El pueblo judío está desgarrado, pero es inquebrantable

19/10/2025

3 min de lectura

En el segundo funeral de Daniel Perez, fui testigo de la mayor paradoja de nuestro pueblo: devastado pero resiliente; desgarrado, pero no destruido.

De pie en Har Herzl, en una fresca noche de Jerusalem, presencié algo que desafía toda explicación: un pueblo simultáneamente destrozado e inquebrantable.

¿Cómo sigue adelante la nación judía?

Estaba en el funeral del Capitán Daniel Perez, junto a miles que se reunieron en el Monte Herzl. Pero no era un funeral cualquiera: era el segundo funeral, una realidad tan cruel que parece imposible comprenderla.

Durante meses después del 7 de octubre, su familia se aferró a la esperanza de que estuviera vivo.
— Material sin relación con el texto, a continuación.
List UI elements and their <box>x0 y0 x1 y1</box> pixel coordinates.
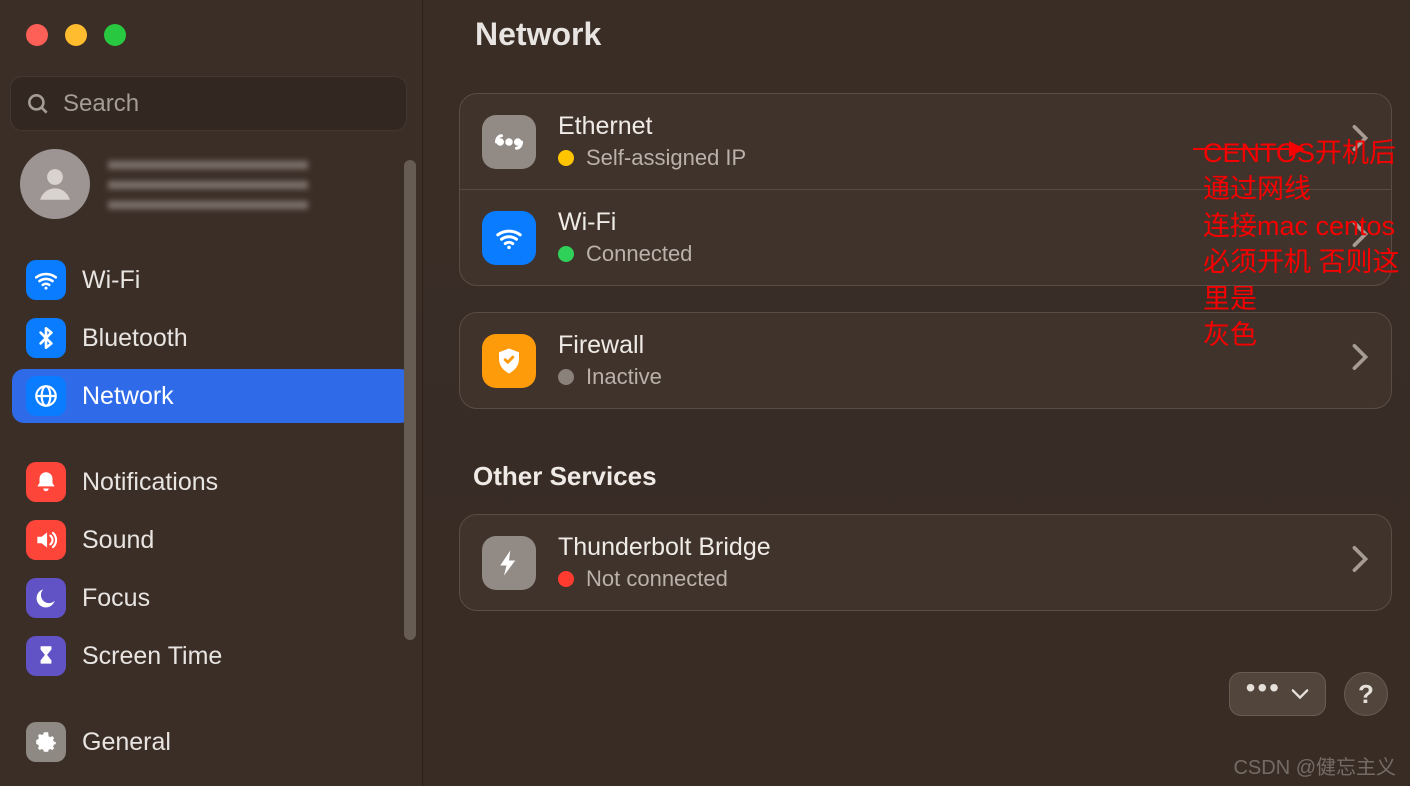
other-services-card: Thunderbolt Bridge Not connected <box>459 514 1392 611</box>
account-name-redacted <box>108 159 308 209</box>
row-status: Not connected <box>558 566 771 592</box>
row-title: Wi-Fi <box>558 208 692 237</box>
status-dot-icon <box>558 571 574 587</box>
bell-icon <box>26 462 66 502</box>
sidebar: Wi-Fi Bluetooth Network Notifications S <box>0 0 423 786</box>
row-status: Inactive <box>558 364 662 390</box>
moon-icon <box>26 578 66 618</box>
maximize-window-button[interactable] <box>104 24 126 46</box>
more-menu-button[interactable]: ••• <box>1229 672 1326 716</box>
sidebar-item-label: Network <box>82 382 174 411</box>
content-pane: Network Ethernet Self-assigned IP <box>423 0 1410 786</box>
sidebar-item-focus[interactable]: Focus <box>12 571 412 625</box>
sidebar-item-label: Sound <box>82 526 154 555</box>
chevron-right-icon <box>1351 545 1369 580</box>
sidebar-item-label: Focus <box>82 584 150 613</box>
sidebar-scrollbar[interactable] <box>404 160 416 640</box>
sidebar-item-wifi[interactable]: Wi-Fi <box>12 253 412 307</box>
chevron-right-icon <box>1351 124 1369 159</box>
row-ethernet[interactable]: Ethernet Self-assigned IP <box>460 94 1391 189</box>
watermark: CSDN @健忘主义 <box>1233 751 1396 780</box>
status-text: Not connected <box>586 566 728 592</box>
row-title: Firewall <box>558 331 662 360</box>
row-text: Thunderbolt Bridge Not connected <box>558 533 771 592</box>
speaker-icon <box>26 520 66 560</box>
sidebar-item-general[interactable]: General <box>12 715 412 769</box>
search-icon <box>25 91 51 117</box>
network-globe-icon <box>26 376 66 416</box>
gear-icon <box>26 722 66 762</box>
wifi-icon <box>482 211 536 265</box>
chevron-down-icon <box>1291 685 1309 703</box>
ethernet-icon <box>482 115 536 169</box>
sidebar-item-screen-time[interactable]: Screen Time <box>12 629 412 683</box>
network-services-card: Ethernet Self-assigned IP Wi-Fi Connecte… <box>459 93 1392 286</box>
sidebar-item-bluetooth[interactable]: Bluetooth <box>12 311 412 365</box>
row-wifi[interactable]: Wi-Fi Connected <box>460 189 1391 285</box>
wifi-icon <box>26 260 66 300</box>
row-firewall[interactable]: Firewall Inactive <box>460 313 1391 408</box>
sidebar-item-label: Bluetooth <box>82 324 188 353</box>
row-thunderbolt[interactable]: Thunderbolt Bridge Not connected <box>460 515 1391 610</box>
sidebar-item-label: Screen Time <box>82 642 222 671</box>
sidebar-item-sound[interactable]: Sound <box>12 513 412 567</box>
search-field[interactable] <box>10 76 407 131</box>
chevron-right-icon <box>1351 220 1369 255</box>
status-text: Self-assigned IP <box>586 145 746 171</box>
footer-controls: ••• ? <box>1229 672 1388 716</box>
other-services-label: Other Services <box>473 461 1392 492</box>
bluetooth-icon <box>26 318 66 358</box>
chevron-right-icon <box>1351 343 1369 378</box>
sidebar-item-network[interactable]: Network <box>12 369 412 423</box>
sidebar-item-notifications[interactable]: Notifications <box>12 455 412 509</box>
row-text: Firewall Inactive <box>558 331 662 390</box>
minimize-window-button[interactable] <box>65 24 87 46</box>
hourglass-icon <box>26 636 66 676</box>
status-dot-icon <box>558 369 574 385</box>
sidebar-gap <box>12 427 412 451</box>
sidebar-item-label: Notifications <box>82 468 218 497</box>
status-text: Connected <box>586 241 692 267</box>
sidebar-item-label: Wi-Fi <box>82 266 140 295</box>
search-input[interactable] <box>63 90 392 118</box>
row-text: Wi-Fi Connected <box>558 208 692 267</box>
close-window-button[interactable] <box>26 24 48 46</box>
status-text: Inactive <box>586 364 662 390</box>
sidebar-nav: Wi-Fi Bluetooth Network Notifications S <box>0 253 422 769</box>
help-button[interactable]: ? <box>1344 672 1388 716</box>
status-dot-icon <box>558 246 574 262</box>
row-status: Connected <box>558 241 692 267</box>
sidebar-item-label: General <box>82 728 171 757</box>
avatar <box>20 149 90 219</box>
row-title: Ethernet <box>558 112 746 141</box>
row-text: Ethernet Self-assigned IP <box>558 112 746 171</box>
firewall-shield-icon <box>482 334 536 388</box>
account-row[interactable] <box>20 149 407 219</box>
status-dot-icon <box>558 150 574 166</box>
page-title: Network <box>475 16 1392 53</box>
thunderbolt-icon <box>482 536 536 590</box>
row-title: Thunderbolt Bridge <box>558 533 771 562</box>
window-controls <box>0 10 422 46</box>
row-status: Self-assigned IP <box>558 145 746 171</box>
firewall-card: Firewall Inactive <box>459 312 1392 409</box>
sidebar-gap <box>12 687 412 711</box>
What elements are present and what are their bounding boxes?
Luego llegó la devastadora notificación de su muerte. Aun así, esperaron (con esperanza, con plegarias) que su cuerpo fuera devuelto para poder sepultarlo con dignidad. Esta noche, por fin, pudieron despedirse.

Pero el momento que me quebró (y a todos los presentes) fue cuando llegó Matan Angrest. Uno de los 20 rehenes recientemente liberados del cautiverio. Él se presentó junto a la tumba de su comandante, frágil, pálido, apenas capaz de caminar tras su calvario en Gaza. Pero aun así, allí estaba. De pie, presente, honrando al hombre que lo había guiado. Matan habló brevemente, pero con valentía. Dijo: “No puedo creer que yo haya logrado llegar. Esto es lo mínimo que podía hacer por Daniel y por todo el equipo… Mi comandante siempre será mi comandante, hasta el día en que muera. Irás conmigo hasta mi último día, y también en el Mundo Venidero”.

¿Cómo puede uno comprender tanta fortaleza?

Entonces miré a mi izquierda y vi algo igualmente profundo. Un hombre común entre la multitud… solo que no era común en absoluto. Era Jon Polin, el padre de Hersh Goldberg-Polin, uno de los rehenes que no logró salir con vida de Gaza. Estaba allí, con el corazón arrancado por una pérdida inimaginable, sosteniendo físicamente a otra familia en duelo, ayudándoles a sobrellevar su pena.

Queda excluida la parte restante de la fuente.